As Americans, we must demand not half measures, but rather fulsome solutions that match the scope of the challenges we face. That means protecting every American from economic dislocation; a health care system that leaves no one on the outside looking in; a justice system that treats each citizen equally; a comprehensive approach to dealing with climate change; an end to the overweening power and influence of the wealthiest and best connected; and a commitment to a long unrealized national ethos that recognizes the worth of each citizen, irrespective of color, creed, gender, or national origin.


For all the reasons to despair over the corrosive impact of Trumpism, we can take some solace in the new spirit of activism that has defined our recent politics. From the Women’s March and March For Our Lives, to the climate change rallies and Black Lives Matter protesters, millions of Americans have left their comfort zones for the uncertain world of political activism. These movements flow naturally from the long sweep of American history — from the abolitionists who fought to end slavery to the labor activists of the early 20th century to the civil rights marchers of the 1960s.
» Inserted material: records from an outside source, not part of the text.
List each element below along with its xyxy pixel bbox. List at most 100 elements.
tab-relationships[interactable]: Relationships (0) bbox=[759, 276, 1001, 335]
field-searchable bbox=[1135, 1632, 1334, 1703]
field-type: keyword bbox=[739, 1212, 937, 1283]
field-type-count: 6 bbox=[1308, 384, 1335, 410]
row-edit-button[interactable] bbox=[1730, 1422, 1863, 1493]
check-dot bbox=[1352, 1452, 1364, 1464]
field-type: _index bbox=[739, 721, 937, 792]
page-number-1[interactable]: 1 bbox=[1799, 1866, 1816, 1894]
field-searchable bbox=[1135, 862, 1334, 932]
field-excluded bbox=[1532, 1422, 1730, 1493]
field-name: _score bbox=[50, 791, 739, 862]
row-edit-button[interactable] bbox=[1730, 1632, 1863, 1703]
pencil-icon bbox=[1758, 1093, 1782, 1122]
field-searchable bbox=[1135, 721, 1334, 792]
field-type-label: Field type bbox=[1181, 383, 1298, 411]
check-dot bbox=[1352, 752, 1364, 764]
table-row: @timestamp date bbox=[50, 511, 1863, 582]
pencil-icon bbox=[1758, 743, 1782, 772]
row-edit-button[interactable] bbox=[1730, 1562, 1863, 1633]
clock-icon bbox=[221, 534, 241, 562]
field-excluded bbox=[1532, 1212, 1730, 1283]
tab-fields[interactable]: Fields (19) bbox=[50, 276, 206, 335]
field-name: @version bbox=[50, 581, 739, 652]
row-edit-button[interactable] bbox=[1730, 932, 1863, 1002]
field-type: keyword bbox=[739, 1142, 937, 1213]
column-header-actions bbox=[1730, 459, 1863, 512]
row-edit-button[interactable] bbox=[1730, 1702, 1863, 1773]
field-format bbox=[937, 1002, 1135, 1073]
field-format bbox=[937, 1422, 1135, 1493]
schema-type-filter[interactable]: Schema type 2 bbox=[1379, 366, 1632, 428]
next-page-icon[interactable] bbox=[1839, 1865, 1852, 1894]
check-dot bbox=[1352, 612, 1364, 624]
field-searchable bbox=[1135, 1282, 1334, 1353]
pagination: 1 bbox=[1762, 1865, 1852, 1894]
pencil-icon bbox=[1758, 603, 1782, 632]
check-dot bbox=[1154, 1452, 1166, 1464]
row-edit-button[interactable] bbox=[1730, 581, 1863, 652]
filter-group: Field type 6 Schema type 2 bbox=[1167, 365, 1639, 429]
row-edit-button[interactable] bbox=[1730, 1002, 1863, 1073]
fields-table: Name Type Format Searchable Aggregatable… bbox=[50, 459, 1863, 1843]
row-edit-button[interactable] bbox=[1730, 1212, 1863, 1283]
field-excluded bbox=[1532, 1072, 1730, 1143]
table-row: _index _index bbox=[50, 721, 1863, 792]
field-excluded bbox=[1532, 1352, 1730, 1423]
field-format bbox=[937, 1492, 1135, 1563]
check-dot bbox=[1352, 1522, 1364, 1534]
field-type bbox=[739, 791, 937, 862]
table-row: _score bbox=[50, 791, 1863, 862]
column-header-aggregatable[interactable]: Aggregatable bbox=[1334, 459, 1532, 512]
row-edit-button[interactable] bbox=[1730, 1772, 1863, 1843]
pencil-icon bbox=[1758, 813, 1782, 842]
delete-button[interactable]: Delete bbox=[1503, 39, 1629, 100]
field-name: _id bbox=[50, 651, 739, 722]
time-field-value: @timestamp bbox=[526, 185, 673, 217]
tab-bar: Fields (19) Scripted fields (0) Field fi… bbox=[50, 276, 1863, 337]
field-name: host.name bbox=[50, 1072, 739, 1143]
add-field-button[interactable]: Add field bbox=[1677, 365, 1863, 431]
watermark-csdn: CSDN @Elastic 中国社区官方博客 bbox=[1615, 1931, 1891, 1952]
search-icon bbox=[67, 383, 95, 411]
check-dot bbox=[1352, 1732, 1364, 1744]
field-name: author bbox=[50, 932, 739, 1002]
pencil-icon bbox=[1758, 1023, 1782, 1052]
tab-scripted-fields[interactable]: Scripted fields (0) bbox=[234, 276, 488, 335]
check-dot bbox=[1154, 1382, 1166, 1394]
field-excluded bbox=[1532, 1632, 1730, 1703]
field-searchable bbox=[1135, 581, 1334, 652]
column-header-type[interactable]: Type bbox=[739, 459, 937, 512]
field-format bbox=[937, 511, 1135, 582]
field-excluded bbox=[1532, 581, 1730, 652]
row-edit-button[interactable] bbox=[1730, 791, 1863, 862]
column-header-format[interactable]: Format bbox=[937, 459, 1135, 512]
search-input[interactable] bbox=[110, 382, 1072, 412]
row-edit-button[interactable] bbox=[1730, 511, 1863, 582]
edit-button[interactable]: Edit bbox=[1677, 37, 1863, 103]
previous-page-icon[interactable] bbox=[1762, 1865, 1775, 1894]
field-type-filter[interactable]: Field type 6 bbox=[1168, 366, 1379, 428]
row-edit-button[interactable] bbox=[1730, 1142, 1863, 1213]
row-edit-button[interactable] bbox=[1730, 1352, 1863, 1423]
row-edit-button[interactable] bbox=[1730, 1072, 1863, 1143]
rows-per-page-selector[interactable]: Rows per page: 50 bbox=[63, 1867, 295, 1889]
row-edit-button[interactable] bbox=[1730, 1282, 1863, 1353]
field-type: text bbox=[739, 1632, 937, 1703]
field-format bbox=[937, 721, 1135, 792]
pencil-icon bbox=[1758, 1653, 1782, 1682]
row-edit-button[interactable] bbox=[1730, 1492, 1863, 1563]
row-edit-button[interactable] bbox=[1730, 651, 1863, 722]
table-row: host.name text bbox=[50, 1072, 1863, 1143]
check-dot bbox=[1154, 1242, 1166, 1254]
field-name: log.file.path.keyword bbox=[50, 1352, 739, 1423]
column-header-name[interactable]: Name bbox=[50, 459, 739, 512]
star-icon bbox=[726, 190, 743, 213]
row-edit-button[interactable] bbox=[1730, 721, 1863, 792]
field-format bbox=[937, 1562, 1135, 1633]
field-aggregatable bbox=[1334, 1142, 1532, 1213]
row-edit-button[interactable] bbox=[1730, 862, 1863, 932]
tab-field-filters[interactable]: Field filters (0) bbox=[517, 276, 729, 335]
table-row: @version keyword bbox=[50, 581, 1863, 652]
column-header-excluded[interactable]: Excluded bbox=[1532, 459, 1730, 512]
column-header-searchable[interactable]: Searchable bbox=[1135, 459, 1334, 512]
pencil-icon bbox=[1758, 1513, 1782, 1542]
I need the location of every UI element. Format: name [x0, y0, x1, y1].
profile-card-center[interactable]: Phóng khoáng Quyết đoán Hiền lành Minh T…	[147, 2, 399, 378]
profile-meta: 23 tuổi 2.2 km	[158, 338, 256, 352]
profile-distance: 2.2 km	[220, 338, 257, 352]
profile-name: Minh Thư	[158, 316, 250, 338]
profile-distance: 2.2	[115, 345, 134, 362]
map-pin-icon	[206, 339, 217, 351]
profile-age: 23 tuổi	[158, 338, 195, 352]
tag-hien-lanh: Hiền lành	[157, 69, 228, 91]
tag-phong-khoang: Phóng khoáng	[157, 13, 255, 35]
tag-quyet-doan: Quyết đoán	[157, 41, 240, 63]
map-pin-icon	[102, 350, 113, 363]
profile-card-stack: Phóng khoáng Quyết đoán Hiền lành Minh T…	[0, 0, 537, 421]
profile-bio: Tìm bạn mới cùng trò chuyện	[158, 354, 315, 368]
They also reflect a view of patriotism voiced by Fanny Wright nearly two centuries ago: namely the patriot as “a lover of human liberty and human improvement, rather than a mere lover of the country in which he lives, or the tribe to which he belongs.” Today, that would mean thinking of ourselves not as Democrats or Republicans, blue staters or red staters, liberals or conservatives, but as Americans united in common purpose with the common goal of righting our ship of state.

This July 4th hardly feels like a time for celebration. What is needed this year is not blind faith in America, but a recognition that national renewal is desperately needed and it begins with us.